As a workaround, all initial lines of each top-level block-mode block that are indented by more than one tab character can be removed from the document, since no top-level block supports child blocks with empty names. This ensures that the initial line is a new block with one level of indentation. This works for all block-mode top-level blocks.

Alternatively, for the content block, unknown child blocks are ignored, so a nonexistent block (e.g. __nonexistent__) can be inserted on a line between each pair of merged blocks, indented by one level, to force the parser to try to parse (and skip) it, thereby closing all other blocks.

For the title top-level blocks, the contents can be simply concatenated together, since they are parsed as simple text.

Inserting content

Since multiple top-level blocks are allowed, content can be prepended or appended to the document simply by inserting another content block on top or the bottom. Since CNM blocks are delimited with indentation and non-top-level blocks end when coming upon another block with less indentation than their contents, the new content block will not interfere with existing contents.

CNM selectors

CNM selectors used in the CNP select parameter require the selector to remove any blocks within the content blocks that are not the specified section or its parent or child.

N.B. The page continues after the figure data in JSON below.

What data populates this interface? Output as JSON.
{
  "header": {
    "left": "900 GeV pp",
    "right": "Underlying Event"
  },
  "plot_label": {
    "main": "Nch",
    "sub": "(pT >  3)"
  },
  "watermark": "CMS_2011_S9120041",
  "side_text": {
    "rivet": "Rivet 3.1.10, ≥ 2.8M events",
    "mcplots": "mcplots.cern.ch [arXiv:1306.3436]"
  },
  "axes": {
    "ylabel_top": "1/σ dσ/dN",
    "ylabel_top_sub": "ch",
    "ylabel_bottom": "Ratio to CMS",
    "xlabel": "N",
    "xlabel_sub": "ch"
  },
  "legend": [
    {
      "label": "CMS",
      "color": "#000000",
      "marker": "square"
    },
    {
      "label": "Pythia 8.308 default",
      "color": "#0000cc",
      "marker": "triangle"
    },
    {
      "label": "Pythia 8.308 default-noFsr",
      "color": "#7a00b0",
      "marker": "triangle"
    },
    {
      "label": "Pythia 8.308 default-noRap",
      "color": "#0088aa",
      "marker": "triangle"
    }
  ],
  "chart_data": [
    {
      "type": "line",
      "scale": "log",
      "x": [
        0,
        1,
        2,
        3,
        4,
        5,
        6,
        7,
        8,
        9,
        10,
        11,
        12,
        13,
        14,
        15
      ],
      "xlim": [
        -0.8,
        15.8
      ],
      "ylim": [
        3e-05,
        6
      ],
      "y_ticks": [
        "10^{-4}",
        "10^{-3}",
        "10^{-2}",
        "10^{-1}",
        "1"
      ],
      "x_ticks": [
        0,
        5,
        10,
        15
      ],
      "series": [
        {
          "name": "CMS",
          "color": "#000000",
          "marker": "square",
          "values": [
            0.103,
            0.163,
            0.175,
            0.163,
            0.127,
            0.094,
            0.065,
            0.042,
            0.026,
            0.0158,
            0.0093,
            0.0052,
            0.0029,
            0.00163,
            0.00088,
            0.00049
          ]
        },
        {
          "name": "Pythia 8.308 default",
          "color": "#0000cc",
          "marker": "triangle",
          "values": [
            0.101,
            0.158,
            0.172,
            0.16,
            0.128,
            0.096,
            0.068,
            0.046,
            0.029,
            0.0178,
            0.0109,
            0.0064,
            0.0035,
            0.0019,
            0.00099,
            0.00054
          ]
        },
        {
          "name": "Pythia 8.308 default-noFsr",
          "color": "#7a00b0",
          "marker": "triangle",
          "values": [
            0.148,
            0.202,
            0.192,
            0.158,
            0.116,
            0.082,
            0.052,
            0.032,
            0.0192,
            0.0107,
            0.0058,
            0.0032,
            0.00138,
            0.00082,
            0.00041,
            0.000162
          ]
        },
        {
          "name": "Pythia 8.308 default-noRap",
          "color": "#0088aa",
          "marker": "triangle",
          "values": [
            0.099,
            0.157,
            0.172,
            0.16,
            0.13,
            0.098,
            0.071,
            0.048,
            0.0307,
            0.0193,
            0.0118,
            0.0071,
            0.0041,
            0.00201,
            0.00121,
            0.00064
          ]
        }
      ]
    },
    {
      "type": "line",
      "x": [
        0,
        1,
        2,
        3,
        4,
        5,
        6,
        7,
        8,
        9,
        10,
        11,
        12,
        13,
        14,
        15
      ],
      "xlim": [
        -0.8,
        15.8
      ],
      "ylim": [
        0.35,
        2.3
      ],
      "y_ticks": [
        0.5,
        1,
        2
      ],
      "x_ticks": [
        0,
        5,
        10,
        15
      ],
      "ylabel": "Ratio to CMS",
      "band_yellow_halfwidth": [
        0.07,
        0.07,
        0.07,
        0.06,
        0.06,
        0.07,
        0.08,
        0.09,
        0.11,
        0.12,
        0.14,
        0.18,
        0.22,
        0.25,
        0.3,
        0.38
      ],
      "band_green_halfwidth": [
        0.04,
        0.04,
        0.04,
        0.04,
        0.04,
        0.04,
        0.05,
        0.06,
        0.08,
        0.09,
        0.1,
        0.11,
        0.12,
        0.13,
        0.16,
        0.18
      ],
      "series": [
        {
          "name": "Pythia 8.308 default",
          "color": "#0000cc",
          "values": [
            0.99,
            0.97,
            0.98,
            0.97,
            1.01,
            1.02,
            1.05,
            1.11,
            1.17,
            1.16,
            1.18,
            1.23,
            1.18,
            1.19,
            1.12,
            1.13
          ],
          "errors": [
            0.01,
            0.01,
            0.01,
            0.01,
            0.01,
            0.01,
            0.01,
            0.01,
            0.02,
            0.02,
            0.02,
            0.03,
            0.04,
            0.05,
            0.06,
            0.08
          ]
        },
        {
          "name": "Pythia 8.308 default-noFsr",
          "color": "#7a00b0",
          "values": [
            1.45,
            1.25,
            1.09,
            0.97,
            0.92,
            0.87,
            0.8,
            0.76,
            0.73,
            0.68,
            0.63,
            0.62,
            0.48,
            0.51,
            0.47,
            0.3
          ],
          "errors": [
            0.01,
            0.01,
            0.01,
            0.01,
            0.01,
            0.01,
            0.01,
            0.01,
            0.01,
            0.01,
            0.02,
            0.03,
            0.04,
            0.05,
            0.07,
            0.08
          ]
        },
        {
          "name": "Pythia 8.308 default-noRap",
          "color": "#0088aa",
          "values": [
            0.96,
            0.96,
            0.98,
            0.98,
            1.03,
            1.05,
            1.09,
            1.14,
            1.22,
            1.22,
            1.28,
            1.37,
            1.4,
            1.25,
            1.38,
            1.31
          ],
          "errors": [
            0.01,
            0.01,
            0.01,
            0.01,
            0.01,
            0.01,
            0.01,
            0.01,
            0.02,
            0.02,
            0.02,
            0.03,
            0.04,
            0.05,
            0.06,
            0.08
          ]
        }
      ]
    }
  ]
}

This can be done quickly by ignoring and retaining all top-level blocks, not parsing their contents unless they're the content blocks. Within the content block, leave all non-container blocks (text, raw, embed) untouched and recurse into any container blocks, adding or removing their lines to a stack. If using a section index or section path selector, drop any section blocks with a non-empty title that doesn't match the selector. If a matching section block with a title is found, flush the stack in FIFO order to the output and continue from there, skipping the remainder of the content block once the section ends. Otherwise, if no matching section is found, pop the top of the stack when leaving the recursion for the current content block. Once the last (or only, in case of section name selector) section is found, output all of its content and then skip the rest of the content block.